With the arrival of the Shōwa period in 1926, he again changed the name of the magazine, this time to Senryūjin. He also wrote the essays, Proletariat Literature and Bourgeois Literature, and Senryū ōdō ron ("Royal Way of Senryū"), and contributed pieces to the magazines, Nihon oyobi Nihonjin ("Japan and the Japanese") and Kaizō ("Reconstruction"). Inoue's senryū are characterized by their grandeur and generosity. Inoue had disciples all around Japan, including Kawakami Santaro, Murata Shugyo and "Kijirō" (novelist Yoshikawa Eiji's senryū pen name). His works include Senryu from the Edo Period: Ichimei Senryu (1928),	Shin senryū rokusen ku ("Six Thousand New Senryū"), Senryū o tsukuru hito ni ("For Senryū Poets") and Ko senryū shinzui ("The Essence of Classical Senryū").

In 1930, he worked with the artist Kondō Kōichiro to produce over 40 woodblock prints to match his poetry.

While staying at the temple of Kencho-ji in Kamakura, he suffered from a cerebral hemorrhage on September 8, 1934. He died three days later, and his grave is at that temple.

==Family==

Inoue's wife, Inoue Nobuko (1869-1958), was also a senryū poet and editor, and started the first association for women senryū poets.
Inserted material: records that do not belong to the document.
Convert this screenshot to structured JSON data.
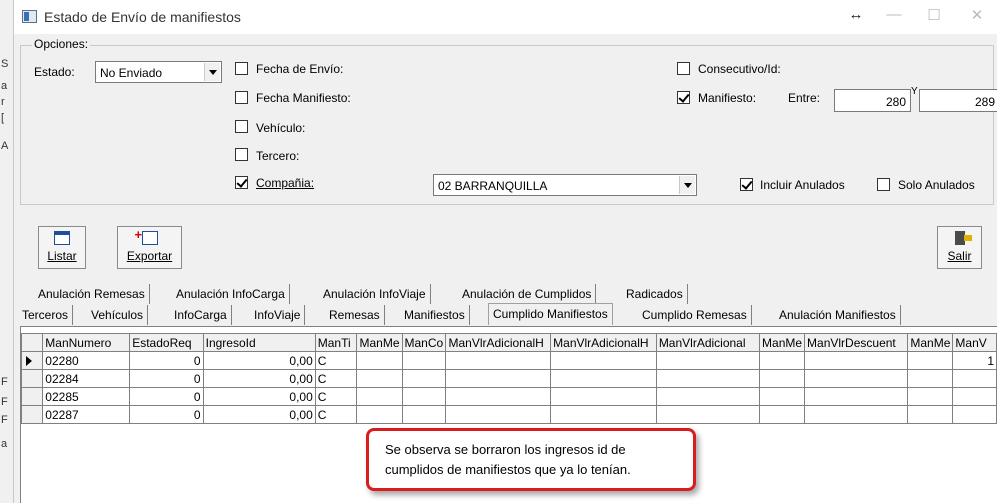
{
  "left_strip": {
    "chars": [
      "S",
      "a",
      "r",
      "[",
      "A",
      "",
      "F",
      "F",
      "F",
      "a"
    ]
  },
  "window": {
    "title": "Estado de Envío de manifiestos",
    "controls": {
      "resize": "↔",
      "minimize": "—",
      "maximize": "☐",
      "close": "✕"
    }
  },
  "options": {
    "legend": "Opciones:",
    "estado_label": "Estado:",
    "estado_value": "No Enviado",
    "fecha_envio": {
      "label": "Fecha de Envío:",
      "checked": false
    },
    "fecha_manifiesto": {
      "label": "Fecha Manifiesto:",
      "checked": false
    },
    "vehiculo": {
      "label": "Vehículo:",
      "checked": false
    },
    "tercero": {
      "label": "Tercero:",
      "checked": false
    },
    "compania": {
      "label": "Compañia:",
      "checked": true,
      "value": "02 BARRANQUILLA"
    },
    "consecutivo": {
      "label": "Consecutivo/Id:",
      "checked": false
    },
    "manifiesto": {
      "label": "Manifiesto:",
      "checked": true,
      "entre_label": "Entre:",
      "from": "280",
      "y_label": "Y",
      "to": "289"
    },
    "incluir_anulados": {
      "label": "Incluir Anulados",
      "checked": true
    },
    "solo_anulados": {
      "label": "Solo Anulados",
      "checked": false
    }
  },
  "toolbar": {
    "listar": "Listar",
    "exportar": "Exportar",
    "salir": "Salir"
  },
  "tabs_row1": [
    "Anulación Remesas",
    "Anulación InfoCarga",
    "Anulación InfoViaje",
    "Anulación de Cumplidos",
    "Radicados"
  ],
  "tabs_row2": [
    "Terceros",
    "Vehículos",
    "InfoCarga",
    "InfoViaje",
    "Remesas",
    "Manifiestos",
    "Cumplido Manifiestos",
    "Cumplido Remesas",
    "Anulación Manifiestos"
  ],
  "active_tab": "Cumplido Manifiestos",
  "grid": {
    "columns": [
      "",
      "ManNumero",
      "EstadoReq",
      "IngresoId",
      "ManTi",
      "ManMe",
      "ManCo",
      "ManVlrAdicionalH",
      "ManVlrAdicionalH",
      "ManVlrAdicional",
      "ManMe",
      "ManVlrDescuent",
      "ManMe",
      "ManV"
    ],
    "rows": [
      [
        "",
        "02280",
        "0",
        "0,00",
        "C",
        "",
        "",
        "",
        "",
        "",
        "",
        "",
        "",
        "1"
      ],
      [
        "",
        "02284",
        "0",
        "0,00",
        "C",
        "",
        "",
        "",
        "",
        "",
        "",
        "",
        "",
        ""
      ],
      [
        "",
        "02285",
        "0",
        "0,00",
        "C",
        "",
        "",
        "",
        "",
        "",
        "",
        "",
        "",
        ""
      ],
      [
        "",
        "02287",
        "0",
        "0,00",
        "C",
        "",
        "",
        "",
        "",
        "",
        "",
        "",
        "",
        ""
      ]
    ]
  },
  "callout": {
    "line1": "Se observa se borraron los ingresos id de",
    "line2": "cumplidos de manifiestos que ya lo tenían."
  },
  "colors": {
    "callout_border": "#d91d1d",
    "window_bg": "#f0f0f0",
    "icon_blue": "#1e4f9c"
  }
}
However, she is better known for her outspoken criticism of the military during the Russo-Japanese War and against Japanese militarism in the 1930s. She was a nurse during the Russo-Japanese War; later she protected the antiwar writer Tsuru Akira and the two were arrested together in 1937.

Inoue and Nobuko had a daughter, Ôishi Tsuruko (born 1907).